Jetzt gefällt es ihm schon besser. Zwar sei der Grundkörper für diesen Standort immer noch zu groß beziehungsweise zu hoch, und das Gebäude sei sicherlich kein Knaller, über den Fremde sagen würden: „Wow, dafür lohnt sich ein Fürth-Besuch!“ Aber es sei doch alles in allem eine deutliche Verbesserung, findet Hornstein. Besonders augenfällig werde das, wenn man von der Freiheit kommend in die Breitscheidstraße läuft.

„Eine Fehlleistung“

Ernst-Ludwig Vogel widerspricht. Der Kunstlehrer im Ruhestand, der maßgeblich dazu beigetragen hat, dass das Hardenberg-Gymnasium zur Stützpunktschule Architektur geworden ist, hat in dem Commerzbank-Gebäude nie einen Betonklotz gesehen. „Das ist er auch keinesfalls gewesen“, sagt Vogel.
Stattdessen lobt er die Fassadenverkleidung: die eleganten Muschelkalkplatten, die je nach Sonneneinstrahlung oder Regennässe ihre Farbe verändert hätten. Er schwärmt von den schrägen Vorsprüngen, die sich über alle Stockwerke zogen, und mit denen der damalige Architekt Ernst Schumm die Biegung der Breitscheidstraße aufgegriffen und verändert habe. Die „Zerstörung“ dieses Gebäudes nennt Vogel in aller Deutlichkeit „eine Schande“.

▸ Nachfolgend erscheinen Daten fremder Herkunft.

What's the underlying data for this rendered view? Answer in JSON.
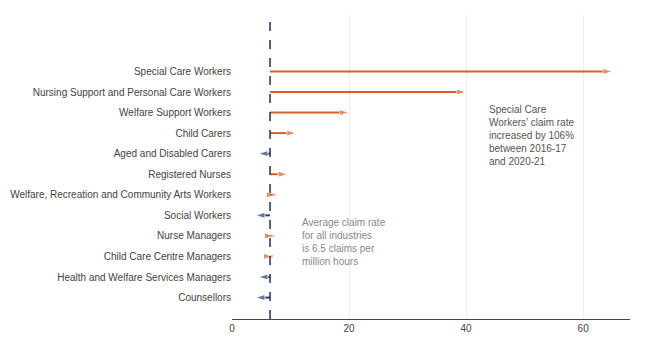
{
  "chart_data": {
    "type": "arrow",
    "orientation": "horizontal",
    "categories": [
      "Special Care Workers",
      "Nursing Support and Personal Care Workers",
      "Welfare Support Workers",
      "Child Carers",
      "Aged and Disabled Carers",
      "Registered Nurses",
      "Welfare, Recreation and Community Arts Workers",
      "Social Workers",
      "Nurse Managers",
      "Child Care Centre Managers",
      "Health and Welfare Services Managers",
      "Counsellors"
    ],
    "start": [
      6.5,
      6.5,
      6.5,
      6.5,
      6.5,
      6.5,
      6.5,
      6.5,
      6.5,
      6.5,
      6.5,
      6.5
    ],
    "values": [
      65,
      40,
      20,
      11,
      4.5,
      9.5,
      7.5,
      4.0,
      7.2,
      7.0,
      4.5,
      4.0
    ],
    "colors": [
      "#d95f25",
      "#d95f25",
      "#d95f25",
      "#d95f25",
      "#2e3f6e",
      "#d95f25",
      "#d95f25",
      "#2e3f6e",
      "#d95f25",
      "#d95f25",
      "#2e3f6e",
      "#2e3f6e"
    ],
    "average": 6.5,
    "xlim": [
      0,
      68
    ],
    "xticks": [
      0,
      20,
      40,
      60
    ],
    "grid": true,
    "annotations": [
      "Average claim rate\nfor all industries\nis 6.5 claims per\nmillion hours",
      "Special Care\nWorkers’ claim rate\nincreased by 106%\nbetween 2016-17\nand 2020-21"
    ]
  }
}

Und die neue Fassade? „Langeweile, Biederkeit, Spannungslosigkeit“, klagt der frühere Lehrer. In einer „falsch verstandenen Harmonisierung“ dieser Ecke habe man es „mit Anpassung und Anbiederung an die Neue Mitte sichtlich übertrieben“.
Zwar echauffierten sich viele Fürther in Sachen Architektur über das Ludwig-Erhard-Zentrum oder den Erweiterungsbau des Jüdischen Museums, aber der Umbau der Ex-Commerzbank sei die eigentliche architektonische Fehlleistung. Dass sich kaum jemand darüber beschwert, wundert ihn aber irgendwie auch wieder nicht. Der Bau sei viel zu monoton und langweilig, als dass er zum Aufreger tauge.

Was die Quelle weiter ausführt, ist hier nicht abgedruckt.